Politics & Policy

Amazon Slaps Racist Warning Label on Tom and Jerry Cartoons

Disclaimer will also warn about on-screen smoking, but not on-screen stuffing of a swarm of bees down a cat's throat.

Amazon Prime has placed a warning label on episodes of Tom and Jerry on its instant video service telling viewers that the cartoon contains “ethnic and racial prejudices.”

The warning states that these prejudices were “once commonplace in American society,” but they “were wrong then and they are wrong today.”

The cat-and-mouse cartoon first played in movie theaters from the 1940s until 1957.
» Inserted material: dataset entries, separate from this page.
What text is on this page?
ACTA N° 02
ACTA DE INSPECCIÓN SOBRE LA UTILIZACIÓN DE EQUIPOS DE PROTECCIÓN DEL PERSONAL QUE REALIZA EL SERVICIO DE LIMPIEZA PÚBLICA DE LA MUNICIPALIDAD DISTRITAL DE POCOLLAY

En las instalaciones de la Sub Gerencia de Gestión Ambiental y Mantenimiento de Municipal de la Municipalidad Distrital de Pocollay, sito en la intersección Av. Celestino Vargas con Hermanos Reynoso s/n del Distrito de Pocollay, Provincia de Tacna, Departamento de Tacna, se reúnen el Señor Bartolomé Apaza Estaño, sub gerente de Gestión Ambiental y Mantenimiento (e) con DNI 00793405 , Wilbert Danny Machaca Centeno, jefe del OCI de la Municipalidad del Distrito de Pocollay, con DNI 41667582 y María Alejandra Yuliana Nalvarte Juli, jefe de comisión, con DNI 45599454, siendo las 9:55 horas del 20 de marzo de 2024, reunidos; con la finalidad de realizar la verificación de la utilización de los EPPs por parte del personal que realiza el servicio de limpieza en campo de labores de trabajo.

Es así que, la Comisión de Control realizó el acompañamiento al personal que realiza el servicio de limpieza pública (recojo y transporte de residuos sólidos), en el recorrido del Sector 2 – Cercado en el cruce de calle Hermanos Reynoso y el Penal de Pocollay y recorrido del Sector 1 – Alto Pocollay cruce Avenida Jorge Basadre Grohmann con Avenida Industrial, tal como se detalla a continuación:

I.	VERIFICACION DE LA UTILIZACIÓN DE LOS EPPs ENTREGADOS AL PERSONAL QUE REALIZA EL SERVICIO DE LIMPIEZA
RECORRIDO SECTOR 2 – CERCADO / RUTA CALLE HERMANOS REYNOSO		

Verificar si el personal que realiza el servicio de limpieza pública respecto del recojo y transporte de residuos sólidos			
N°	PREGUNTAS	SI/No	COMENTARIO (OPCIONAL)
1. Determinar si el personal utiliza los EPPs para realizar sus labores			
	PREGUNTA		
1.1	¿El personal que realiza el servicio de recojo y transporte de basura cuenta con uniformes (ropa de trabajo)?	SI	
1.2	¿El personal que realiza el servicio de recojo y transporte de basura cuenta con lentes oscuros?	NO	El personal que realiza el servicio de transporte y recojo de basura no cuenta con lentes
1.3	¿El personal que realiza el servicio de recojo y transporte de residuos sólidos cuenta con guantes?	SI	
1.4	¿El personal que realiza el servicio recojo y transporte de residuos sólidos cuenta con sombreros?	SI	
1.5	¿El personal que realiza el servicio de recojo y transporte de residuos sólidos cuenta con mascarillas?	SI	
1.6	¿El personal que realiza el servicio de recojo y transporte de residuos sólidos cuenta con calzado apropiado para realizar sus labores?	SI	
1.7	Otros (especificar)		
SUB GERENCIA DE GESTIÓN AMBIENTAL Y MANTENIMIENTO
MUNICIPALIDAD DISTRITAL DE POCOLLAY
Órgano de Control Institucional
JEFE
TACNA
Much of the discussion of potential racial prejudice surrounds a black-maid character named “Mammy Two Shoes.” 

Other controversial elements include the portrayal of female characters and instances where cigarette smoking is “condoned or glamorized.”

Academics have argued that cartoons created more than 70 years ago should not be judged by modern standards. 

Commentator and University of Kent sociology professor Frank Furedi called the caution label “empty-headed” and an example of the “false piousness” that has become common.

“We’re reading history backwards, judging people in the past by our values,”​ Furedi, a columnist for Spiked Online, told the BBC.

— Katherine Timpf is a reporter at National Review Online.